El silencio no es neutral. Callar por miedo a las repercusiones no nos hace imparciales, nos hace invisibles y cómplices. El espacio que dejamos vacío lo ocupan otros: quienes alzan la voz sin miedo, quienes marcan la agenda convirtiendo la conversación pública en un monólogo interesado.
Necesitamos recuperar la política como conversación cotidiana. No para imponer, sino para escuchar; no para dividir, sino para comprender; no para ganar discusiones, sino para ganar ciudadanía y altura de miras; porque sí, el debate enriquece. Hablar de política con respeto, con curiosidad, con voluntad de encuentro, es un ejercicio de salud democrática. Lo contrario, seguir bajando la voz cuando aparece la oportunidad de conversar de política, conduce a una sociedad cada vez más empobrecida en pensamiento, en diálogo, en espíritu crítico y en libertad.
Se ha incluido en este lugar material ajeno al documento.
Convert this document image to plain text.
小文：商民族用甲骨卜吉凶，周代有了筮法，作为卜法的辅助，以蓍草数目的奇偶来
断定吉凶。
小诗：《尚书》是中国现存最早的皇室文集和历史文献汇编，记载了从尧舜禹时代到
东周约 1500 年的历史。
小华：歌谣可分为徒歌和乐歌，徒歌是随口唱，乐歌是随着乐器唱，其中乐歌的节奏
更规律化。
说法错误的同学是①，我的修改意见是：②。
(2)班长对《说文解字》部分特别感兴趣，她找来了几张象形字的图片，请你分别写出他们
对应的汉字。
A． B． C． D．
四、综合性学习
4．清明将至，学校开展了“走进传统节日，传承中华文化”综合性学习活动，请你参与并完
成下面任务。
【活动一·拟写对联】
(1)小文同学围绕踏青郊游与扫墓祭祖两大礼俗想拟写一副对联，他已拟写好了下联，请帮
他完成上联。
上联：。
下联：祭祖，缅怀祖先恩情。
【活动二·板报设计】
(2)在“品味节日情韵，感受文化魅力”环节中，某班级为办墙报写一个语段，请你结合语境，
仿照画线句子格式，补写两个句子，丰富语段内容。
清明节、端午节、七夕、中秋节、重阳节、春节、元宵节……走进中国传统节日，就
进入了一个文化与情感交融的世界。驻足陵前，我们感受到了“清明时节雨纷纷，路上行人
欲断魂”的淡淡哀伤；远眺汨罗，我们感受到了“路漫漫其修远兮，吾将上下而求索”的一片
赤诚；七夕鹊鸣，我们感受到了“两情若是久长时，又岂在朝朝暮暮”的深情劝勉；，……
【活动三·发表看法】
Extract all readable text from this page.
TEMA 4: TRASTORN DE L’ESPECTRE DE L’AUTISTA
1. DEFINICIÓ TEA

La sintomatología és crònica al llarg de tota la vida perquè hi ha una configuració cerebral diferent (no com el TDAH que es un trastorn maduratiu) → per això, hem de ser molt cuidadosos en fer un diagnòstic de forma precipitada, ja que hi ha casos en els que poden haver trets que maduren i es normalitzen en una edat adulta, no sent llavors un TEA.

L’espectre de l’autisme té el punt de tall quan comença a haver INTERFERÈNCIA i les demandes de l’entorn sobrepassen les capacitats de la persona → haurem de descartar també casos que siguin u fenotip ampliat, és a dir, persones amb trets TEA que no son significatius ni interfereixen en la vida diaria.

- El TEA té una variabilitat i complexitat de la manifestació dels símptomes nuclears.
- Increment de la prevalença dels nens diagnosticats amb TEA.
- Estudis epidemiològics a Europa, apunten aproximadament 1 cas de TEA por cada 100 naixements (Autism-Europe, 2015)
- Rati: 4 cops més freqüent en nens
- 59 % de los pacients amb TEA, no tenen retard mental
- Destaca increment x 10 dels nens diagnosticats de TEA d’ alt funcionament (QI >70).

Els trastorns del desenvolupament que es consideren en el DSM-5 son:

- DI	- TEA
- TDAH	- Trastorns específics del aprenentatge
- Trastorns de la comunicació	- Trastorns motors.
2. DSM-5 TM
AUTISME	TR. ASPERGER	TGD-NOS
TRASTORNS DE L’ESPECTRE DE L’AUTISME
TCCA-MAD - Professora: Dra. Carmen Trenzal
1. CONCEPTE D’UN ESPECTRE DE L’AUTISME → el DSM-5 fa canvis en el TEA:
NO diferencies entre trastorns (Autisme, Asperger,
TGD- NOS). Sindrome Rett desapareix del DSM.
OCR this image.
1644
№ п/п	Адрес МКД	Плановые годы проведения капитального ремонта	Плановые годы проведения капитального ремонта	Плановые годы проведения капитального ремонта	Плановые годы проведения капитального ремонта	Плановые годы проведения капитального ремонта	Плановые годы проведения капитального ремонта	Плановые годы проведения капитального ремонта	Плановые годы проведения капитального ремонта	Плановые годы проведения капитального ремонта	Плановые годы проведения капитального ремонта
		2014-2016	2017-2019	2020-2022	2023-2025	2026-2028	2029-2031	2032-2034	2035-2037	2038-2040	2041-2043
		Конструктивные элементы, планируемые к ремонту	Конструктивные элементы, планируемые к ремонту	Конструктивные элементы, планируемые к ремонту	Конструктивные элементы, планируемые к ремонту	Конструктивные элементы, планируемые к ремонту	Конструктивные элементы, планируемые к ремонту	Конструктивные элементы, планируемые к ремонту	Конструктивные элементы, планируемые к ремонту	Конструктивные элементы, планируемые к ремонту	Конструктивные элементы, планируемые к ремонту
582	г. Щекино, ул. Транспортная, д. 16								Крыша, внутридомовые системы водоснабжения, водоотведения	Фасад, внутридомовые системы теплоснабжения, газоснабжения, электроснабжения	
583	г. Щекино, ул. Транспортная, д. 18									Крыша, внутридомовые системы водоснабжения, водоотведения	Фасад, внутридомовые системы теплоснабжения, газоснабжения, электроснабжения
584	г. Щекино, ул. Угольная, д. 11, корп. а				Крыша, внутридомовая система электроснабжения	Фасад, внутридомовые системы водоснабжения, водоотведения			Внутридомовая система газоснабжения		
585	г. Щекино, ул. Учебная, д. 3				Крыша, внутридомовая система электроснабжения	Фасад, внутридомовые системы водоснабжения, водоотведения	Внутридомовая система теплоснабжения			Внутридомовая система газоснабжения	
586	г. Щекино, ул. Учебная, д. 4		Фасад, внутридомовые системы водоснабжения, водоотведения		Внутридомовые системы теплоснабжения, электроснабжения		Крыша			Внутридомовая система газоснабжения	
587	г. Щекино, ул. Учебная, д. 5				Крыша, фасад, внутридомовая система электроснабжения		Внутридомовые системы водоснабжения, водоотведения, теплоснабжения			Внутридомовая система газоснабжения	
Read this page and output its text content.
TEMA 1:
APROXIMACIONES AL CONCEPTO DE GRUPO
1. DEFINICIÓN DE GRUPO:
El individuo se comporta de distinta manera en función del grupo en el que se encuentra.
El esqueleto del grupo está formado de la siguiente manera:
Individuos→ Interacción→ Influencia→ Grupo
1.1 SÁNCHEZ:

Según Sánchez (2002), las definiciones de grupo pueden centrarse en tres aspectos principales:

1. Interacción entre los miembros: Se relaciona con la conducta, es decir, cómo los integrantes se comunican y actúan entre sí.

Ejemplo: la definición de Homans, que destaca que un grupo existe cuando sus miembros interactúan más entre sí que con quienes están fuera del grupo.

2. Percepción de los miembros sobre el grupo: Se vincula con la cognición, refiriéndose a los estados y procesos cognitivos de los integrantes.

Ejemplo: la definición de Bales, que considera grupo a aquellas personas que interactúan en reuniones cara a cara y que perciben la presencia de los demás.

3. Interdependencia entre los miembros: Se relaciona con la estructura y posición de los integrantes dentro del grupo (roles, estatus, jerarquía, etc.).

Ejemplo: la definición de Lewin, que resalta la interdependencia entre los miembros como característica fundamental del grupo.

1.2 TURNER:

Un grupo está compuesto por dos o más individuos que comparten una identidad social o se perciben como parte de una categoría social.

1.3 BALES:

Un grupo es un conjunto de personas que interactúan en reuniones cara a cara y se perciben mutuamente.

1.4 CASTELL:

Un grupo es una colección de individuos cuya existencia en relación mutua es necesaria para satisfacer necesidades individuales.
Y eso debería aterrarnos.
Una democracia madura no puede nutrirse de frases huecas ni de consignas lanzadas al viento desde la obstinación y la intransigencia; necesita razones, contexto y matices. Ello requiere pensar y debatir. El hecho de pensar ya constituye en sí mismo un acto político que nos protege de la banalización y del engaño. Silenciar nuestra voz por miedo no fortalece la democracia, la empobrece hasta destruirla. El reto está en aprender a comunicarnos, a debatir y a respetar al otro en todas sus dimensiones, en recuperar el valor de la conversación política como espacio de encuentro en el que se confrontan ideas y no personas, en el que se escucha, se reflexiona y discrepa con respeto y desde la calma.
No está en juego la calidad de nuestras ideas, sino la salud de la democracia. Una ciudadanía que calla es una ciudadanía que se resigna. Una ciudadanía que habla, escucha y participa es la única capaz de defender sus libertades, y de esto nos hace falta mucho. En tiempos de polarización, el silencio es cómodo, pero una sociedad conformista y apática es el germen de una democracia enferma y en peligro de extinción.